Face-Off
What your beard says about you.
In most parts of the country, the beard is relegated to farcical status, worn only for Halloween or in support of Canadian sporting events. In Montana, however, follicles still range free, flowing from the cheeks and chins of manly men (and, to be fair, manly women) who desire, nay, demand the utility provided by our stalwart face-manes.
This holds especially true in the fall, when cooler weather and hunting season combine to bring out the inner mountain-man buried deep inside even the most metrosexual of Montanans. Chopping firewood in a flannel shirt, while a deer carcass hangs in the garage, just doesn’t seem right without a scraggly layer of scruff coating one’s chin.
But all beards are not created equal, and there are regional subtleties beyond the comprehension of even the strictest pogonologist (beard scientist… seriously). Here’s what your facial hair says about you in Montana.

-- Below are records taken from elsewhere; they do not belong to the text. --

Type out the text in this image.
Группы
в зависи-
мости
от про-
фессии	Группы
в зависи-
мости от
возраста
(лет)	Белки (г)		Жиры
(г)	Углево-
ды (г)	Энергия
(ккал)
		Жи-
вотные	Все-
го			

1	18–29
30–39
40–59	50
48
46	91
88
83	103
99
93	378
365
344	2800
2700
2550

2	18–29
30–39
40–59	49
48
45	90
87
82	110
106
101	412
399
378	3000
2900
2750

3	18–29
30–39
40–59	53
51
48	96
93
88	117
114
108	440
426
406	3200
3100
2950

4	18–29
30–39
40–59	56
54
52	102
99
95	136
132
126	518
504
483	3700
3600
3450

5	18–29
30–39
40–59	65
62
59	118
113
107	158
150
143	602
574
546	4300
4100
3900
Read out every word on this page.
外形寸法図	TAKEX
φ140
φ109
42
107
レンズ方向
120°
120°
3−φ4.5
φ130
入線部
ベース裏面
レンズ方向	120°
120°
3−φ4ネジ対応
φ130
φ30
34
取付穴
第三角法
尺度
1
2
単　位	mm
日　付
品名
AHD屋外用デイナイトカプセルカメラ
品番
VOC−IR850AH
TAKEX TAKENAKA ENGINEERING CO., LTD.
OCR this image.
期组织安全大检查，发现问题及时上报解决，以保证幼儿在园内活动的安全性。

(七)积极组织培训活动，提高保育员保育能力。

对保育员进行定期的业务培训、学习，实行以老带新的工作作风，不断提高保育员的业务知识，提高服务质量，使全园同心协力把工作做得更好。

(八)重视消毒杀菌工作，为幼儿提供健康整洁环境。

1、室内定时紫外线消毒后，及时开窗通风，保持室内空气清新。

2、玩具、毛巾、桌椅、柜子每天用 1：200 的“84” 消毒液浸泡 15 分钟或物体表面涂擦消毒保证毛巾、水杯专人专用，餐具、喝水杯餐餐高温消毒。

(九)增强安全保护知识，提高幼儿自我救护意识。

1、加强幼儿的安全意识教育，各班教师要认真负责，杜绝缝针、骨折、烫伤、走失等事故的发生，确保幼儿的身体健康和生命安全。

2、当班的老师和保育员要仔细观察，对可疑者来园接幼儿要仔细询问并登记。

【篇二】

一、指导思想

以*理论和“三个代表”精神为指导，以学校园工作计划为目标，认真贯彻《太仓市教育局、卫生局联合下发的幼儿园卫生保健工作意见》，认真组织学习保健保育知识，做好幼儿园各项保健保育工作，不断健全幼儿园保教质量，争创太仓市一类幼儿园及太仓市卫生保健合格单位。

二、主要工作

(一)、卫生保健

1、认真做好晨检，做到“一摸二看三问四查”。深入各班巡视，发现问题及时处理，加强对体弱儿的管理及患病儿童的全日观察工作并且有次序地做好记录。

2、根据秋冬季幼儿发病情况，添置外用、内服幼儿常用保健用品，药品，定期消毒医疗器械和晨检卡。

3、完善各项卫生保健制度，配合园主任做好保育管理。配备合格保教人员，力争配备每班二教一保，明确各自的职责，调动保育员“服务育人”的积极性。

Stubble—A Bozeman staple, worn by nearly every pubescent male in town besides cell-phone kiosk attendants, frat boys, and tourists. Full-face stubble says, “I’m rugged, and I just don’t give a damn!” without crossing into nebulous, hard-to-read full-beard territory. Neck stubble, however, denotes sheer laziness and a high tolerance for skin irritation.
Moustache Only—Wearing a moustache can mean one of three things: You’re a cop, you’re Tom Selleck/Burt Reynolds (for all practical purposes, they’re the same person), or you just think you’re too cool to wear a full beard. In the case of the latter, I submit a call for a moustache v. beard throwdown in the alley behind Heeb’s to settle this once and for all.
Full Beard—Otherwise known as a “Kaczynski,” this is a downward flowing beard with integrated moustache. Often seen protruding from a tipped-down five-gallon hat, it symbolizes independence (aka perennial bachelorhood), REI membership (if trimmed), probable firearm ownership (if untrimmed), and/or a penchant for truncatin’ gerunds.
Soul Patch—A tiny little patch of fuzz displayed below the bottom lip and above the chin. Made popular by African-American jazz men of the 1920s and ‘30s, today it’s worn by privileged white hipsters with blocky eyeglasses, fixed-gear bicycles, and organic cotton t-shirts covered in clichéd neo-profound statements like “You are the solution…”
Beardsicle—A seasonal beard that only appears on deep powder days, the beardsicle is an impenetrable shell of snow-turned-ice suspended firmly in facial hair. It is a temporary badge of honor and Bozeman’s most coveted type of beard despite serious choking and frostbite hazards.